Marcela Bruno, 56 ans, la directrice de l’établissement, nous a accueillis avec un sourire chaleureux. Vétérane de l’enseignement argentin, elle enseigne depuis plus de trente ans. Au fil de notre visite, elle nous explique en détail le fonctionnement de l’école et les défis auxquels elle est confrontée. Son attitude est empreinte de gentillesse et de détermination.

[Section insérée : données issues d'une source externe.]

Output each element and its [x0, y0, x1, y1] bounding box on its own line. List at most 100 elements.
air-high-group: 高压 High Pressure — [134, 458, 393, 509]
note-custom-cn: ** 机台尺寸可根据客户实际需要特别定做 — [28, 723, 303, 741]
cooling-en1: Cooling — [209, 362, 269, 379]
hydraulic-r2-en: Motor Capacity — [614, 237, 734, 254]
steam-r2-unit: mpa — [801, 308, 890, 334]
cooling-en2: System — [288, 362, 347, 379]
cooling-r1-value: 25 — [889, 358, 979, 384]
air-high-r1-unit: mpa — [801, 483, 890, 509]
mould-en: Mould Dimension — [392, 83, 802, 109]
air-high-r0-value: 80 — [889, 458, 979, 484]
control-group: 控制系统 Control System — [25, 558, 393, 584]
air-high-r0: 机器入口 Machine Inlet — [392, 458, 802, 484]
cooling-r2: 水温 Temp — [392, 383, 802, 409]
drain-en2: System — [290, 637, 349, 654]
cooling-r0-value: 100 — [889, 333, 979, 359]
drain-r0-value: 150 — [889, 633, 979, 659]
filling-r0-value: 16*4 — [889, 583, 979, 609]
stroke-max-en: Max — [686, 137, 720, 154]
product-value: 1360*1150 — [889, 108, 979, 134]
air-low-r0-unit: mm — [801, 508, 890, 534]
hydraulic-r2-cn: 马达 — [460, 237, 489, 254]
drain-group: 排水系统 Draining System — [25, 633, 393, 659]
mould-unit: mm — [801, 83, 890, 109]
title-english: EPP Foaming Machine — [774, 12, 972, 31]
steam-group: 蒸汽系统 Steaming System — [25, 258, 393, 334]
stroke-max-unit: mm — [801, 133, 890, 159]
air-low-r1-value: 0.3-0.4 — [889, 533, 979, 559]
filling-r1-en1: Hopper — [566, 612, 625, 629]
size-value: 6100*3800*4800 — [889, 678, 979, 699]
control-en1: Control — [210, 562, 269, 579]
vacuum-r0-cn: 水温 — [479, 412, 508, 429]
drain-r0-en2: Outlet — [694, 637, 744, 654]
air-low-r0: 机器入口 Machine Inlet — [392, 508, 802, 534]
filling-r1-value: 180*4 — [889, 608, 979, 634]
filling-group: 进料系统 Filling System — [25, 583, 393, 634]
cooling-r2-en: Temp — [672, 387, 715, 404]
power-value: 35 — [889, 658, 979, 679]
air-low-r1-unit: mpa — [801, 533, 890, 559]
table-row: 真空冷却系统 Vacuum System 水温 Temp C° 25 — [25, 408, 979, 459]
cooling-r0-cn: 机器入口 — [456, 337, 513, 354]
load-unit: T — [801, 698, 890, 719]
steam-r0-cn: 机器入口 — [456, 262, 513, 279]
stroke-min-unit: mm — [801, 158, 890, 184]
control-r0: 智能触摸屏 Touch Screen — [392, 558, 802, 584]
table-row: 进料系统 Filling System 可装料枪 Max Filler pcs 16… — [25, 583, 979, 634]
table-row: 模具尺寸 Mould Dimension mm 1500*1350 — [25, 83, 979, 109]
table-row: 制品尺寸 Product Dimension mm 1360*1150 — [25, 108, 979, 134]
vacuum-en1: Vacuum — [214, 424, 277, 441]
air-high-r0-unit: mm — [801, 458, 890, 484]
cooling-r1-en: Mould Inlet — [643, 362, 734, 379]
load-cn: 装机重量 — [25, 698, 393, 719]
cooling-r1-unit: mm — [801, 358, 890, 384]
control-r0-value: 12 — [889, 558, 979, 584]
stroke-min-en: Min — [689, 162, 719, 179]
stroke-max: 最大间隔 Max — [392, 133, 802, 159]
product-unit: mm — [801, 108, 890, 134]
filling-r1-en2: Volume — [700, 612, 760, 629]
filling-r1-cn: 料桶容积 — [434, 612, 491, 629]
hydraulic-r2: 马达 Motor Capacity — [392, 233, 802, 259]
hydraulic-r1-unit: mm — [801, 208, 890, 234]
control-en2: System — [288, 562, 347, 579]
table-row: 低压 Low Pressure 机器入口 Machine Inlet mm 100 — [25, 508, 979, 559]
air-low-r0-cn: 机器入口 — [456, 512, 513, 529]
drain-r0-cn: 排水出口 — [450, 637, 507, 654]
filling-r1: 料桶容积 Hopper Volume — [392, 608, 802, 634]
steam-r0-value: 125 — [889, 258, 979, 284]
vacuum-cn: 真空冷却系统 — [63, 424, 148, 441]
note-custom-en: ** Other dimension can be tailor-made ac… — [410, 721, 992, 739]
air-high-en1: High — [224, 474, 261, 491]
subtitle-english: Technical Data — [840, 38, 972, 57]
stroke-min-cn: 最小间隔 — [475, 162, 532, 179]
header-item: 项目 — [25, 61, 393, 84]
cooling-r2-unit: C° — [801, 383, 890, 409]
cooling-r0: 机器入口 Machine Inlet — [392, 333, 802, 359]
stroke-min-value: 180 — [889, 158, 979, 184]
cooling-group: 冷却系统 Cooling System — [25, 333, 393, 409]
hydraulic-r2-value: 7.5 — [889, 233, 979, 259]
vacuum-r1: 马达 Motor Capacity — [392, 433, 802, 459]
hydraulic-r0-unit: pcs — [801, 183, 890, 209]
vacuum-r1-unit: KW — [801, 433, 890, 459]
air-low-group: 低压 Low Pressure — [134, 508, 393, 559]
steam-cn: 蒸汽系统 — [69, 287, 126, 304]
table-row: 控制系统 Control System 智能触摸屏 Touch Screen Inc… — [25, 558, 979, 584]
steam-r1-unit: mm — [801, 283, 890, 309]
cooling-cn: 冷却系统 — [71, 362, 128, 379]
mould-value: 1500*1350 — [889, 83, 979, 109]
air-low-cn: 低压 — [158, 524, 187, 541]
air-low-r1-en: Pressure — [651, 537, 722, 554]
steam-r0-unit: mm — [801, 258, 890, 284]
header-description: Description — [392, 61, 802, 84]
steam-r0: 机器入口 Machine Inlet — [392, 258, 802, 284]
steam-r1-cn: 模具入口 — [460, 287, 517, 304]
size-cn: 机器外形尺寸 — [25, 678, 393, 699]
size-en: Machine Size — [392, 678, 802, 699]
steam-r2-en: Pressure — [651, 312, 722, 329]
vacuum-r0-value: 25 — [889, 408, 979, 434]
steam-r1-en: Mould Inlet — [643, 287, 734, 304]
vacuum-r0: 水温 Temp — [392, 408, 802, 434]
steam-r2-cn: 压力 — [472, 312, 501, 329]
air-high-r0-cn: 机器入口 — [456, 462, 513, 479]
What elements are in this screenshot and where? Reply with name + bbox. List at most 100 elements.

L’Argentine est aujourd’hui profondément divisée politiquement. Depuis décembre 2023, le pays est dirigé par Javier Milei, un économiste libertarien de droite qui prône une politique d’austérité budgétaire radicale. Il entend réduire les dépenses publiques de manière drastique, comme s’il maniait une tronçonneuse. Voir cette série #04. L’opposition est constituée des forces de gauche, qui ont gouverné le pays jusqu’à récemment et qui mettent l’accent sur la redistribution des richesses et l’amélioration de la protection sociale, notamment à travers l’éducation et la santé publiques.
Ces clivages ont des racines profondes dans l’histoire argentine. Le pays a longtemps été marqué par l’influence du péronisme, une idéologie politique développée par le président Juan Perón (1946-1955, 1973-1974), qui mettait l’accent sur les droits des travailleurs et l’amélioration de la protection sociale. Les gouvernements successifs inspirés par le péronisme ont rendu l’enseignement gratuit dans les écoles publiques, jusqu’à l’université, et ont en principe garanti l’accès gratuit aux soins de santé dans les hôpitaux publics. Voir cette série #07.

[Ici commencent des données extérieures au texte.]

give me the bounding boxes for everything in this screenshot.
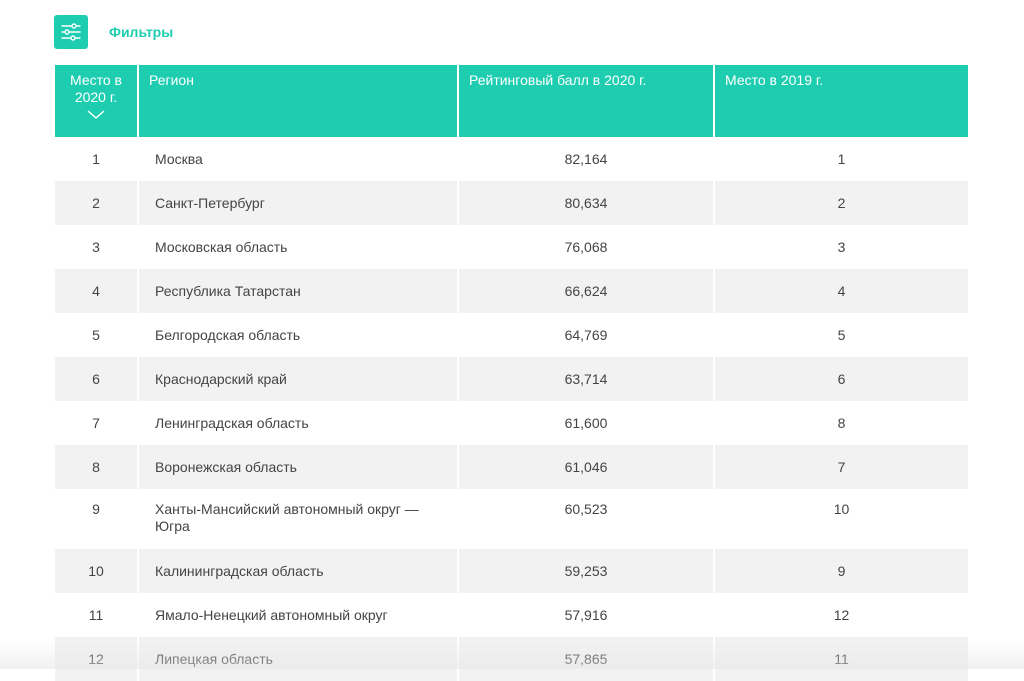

L’idée d’une société où chacun aurait un accès égal à l’éducation et aux soins de santé est séduisante, mais elle se heurte à la réalité des contraintes financières. L’émission de monnaie pour financer la protection sociale peut entraîner une inflation galopante, un problème chronique en Argentine. Javier Milei a promis de s’attaquer à ce problème avec détermination, en réduisant les dépenses publiques.
Si les ressources financières sont limitées, la qualité des services publics risque de se dégrader, même s’ils restent gratuits. L’école publique argentine, dont la qualité était déjà en déclin avant l’arrivée de Milei au pouvoir, est-elle condamnée ? Que se passera-t-il si le gouvernement persiste dans sa politique d’austérité ?
La directrice Bruno nous a conduits au bout du couloir et a ouvert la porte de la salle d’étude. Une vingtaine d’élèves étaient concentrés sur leurs travaux. Leurs visages étaient souriants et certains levaient la main pour répondre aux questions de leur professeur. « Il n’y a pas de problème, n’est-ce pas ? » Cette première impression ne s’est pas démentie. Cependant, en discutant avec la directrice Bruno, il est devenu clair que les écoles publiques sont confrontées à des défis complexes et difficiles à surmonter.